If so, which library would you recommend to use RL in TFF?


Solution

  • The short answer is yes, TFF can support reinforcement learning at the level of the Federated Core API; note that RL is not currently implemented in tff.learning (though we would welcome such a contribution). From the machine learning point of view, you can think of TFF as a communication layer on top of TF, and anything that TF supports TFF can support.

    I will try to hit on a few key features of the long answer:

    First, federated reinforcement learning is very much an open research question. Given the difficulty in training RL models in general, the FL community I think would be excited to see agents trained in the federated setting reproduce even the classical RL results, and we would be very excited to see such a thing implemented in TFF.

    Second, TFF in general supports any TensorFlow-based iterative learning process, in particular gradient-based learning. One could imagine many possible ways of modeling RL in the federated setting; TFF supports passing around any kind of update, so the sky is the limit in terms of what instantiation of federated RL TFF can support.

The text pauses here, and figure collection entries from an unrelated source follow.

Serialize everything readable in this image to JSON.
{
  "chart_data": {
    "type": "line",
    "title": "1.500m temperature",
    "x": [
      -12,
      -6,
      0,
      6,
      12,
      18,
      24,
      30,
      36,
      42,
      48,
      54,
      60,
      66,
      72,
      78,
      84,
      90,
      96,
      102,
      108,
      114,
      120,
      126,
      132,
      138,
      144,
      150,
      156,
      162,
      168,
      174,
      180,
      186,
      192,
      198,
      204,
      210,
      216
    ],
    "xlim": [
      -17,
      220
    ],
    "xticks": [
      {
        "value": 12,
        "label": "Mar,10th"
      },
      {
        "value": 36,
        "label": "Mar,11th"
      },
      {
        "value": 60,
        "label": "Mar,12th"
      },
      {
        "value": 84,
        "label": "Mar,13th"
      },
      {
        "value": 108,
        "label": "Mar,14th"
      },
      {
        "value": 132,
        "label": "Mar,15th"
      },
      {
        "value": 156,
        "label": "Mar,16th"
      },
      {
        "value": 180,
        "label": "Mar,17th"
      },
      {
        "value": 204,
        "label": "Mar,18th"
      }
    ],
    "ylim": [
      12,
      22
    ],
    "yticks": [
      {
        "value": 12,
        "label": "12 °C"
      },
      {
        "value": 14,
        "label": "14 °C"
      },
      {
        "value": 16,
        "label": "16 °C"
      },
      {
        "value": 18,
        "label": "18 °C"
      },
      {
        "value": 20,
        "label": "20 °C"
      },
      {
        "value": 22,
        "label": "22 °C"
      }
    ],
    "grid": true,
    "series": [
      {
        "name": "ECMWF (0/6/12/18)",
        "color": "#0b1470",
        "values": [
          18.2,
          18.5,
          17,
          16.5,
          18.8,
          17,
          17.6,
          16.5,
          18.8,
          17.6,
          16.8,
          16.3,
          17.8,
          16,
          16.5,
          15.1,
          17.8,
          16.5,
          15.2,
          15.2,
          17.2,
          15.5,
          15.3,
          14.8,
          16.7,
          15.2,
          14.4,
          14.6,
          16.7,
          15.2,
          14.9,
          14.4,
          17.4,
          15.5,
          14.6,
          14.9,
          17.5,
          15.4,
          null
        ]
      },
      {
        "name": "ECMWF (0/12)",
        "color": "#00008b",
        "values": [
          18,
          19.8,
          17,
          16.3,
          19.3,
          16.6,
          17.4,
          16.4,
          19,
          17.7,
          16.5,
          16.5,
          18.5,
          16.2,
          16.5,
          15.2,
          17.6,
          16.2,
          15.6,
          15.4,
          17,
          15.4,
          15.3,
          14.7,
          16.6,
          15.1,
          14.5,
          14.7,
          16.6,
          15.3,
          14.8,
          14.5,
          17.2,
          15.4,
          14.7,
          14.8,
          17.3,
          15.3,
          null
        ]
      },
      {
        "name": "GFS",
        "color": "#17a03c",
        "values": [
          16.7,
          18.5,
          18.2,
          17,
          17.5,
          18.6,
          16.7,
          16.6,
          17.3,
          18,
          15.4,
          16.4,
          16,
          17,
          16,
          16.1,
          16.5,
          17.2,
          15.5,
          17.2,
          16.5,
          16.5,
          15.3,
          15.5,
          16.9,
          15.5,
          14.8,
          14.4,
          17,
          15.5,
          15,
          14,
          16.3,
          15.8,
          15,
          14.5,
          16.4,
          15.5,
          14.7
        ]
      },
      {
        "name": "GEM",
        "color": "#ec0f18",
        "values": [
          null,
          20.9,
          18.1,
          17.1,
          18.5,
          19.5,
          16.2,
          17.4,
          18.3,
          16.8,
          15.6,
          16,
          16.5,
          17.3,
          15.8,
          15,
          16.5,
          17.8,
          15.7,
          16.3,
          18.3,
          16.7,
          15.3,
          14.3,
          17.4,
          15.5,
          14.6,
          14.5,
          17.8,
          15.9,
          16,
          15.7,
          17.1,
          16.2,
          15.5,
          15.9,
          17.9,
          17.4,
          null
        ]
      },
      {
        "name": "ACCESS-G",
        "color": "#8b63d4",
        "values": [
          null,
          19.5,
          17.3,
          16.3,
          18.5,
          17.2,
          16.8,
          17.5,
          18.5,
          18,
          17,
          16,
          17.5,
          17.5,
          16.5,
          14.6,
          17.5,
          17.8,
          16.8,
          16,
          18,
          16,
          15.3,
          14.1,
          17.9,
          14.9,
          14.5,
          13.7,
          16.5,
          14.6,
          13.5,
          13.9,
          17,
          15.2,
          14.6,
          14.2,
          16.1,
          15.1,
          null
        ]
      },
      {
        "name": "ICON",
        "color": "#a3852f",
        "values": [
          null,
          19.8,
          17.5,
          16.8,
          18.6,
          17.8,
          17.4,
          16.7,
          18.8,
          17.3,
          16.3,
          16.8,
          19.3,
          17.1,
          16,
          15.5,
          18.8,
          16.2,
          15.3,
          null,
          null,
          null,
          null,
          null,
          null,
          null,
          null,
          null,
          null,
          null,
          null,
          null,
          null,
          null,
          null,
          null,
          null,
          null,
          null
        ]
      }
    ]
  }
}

    Finally, I think perhaps the place to start in implementing RL in TFF is simply implementing RL in vanilla TensorFlow in a modular way. Any communication that has to happen in your chosen federated model of RL will have to be written between TensorFlow, in TFF. If you implement e.g. your actor and your critic modularly with tf.function, it should be relatively simple to implement the communication you need inside a @tff.federated_computation decorator. For advice on mixing TF and TFF code, see this post by TFF’s lead author.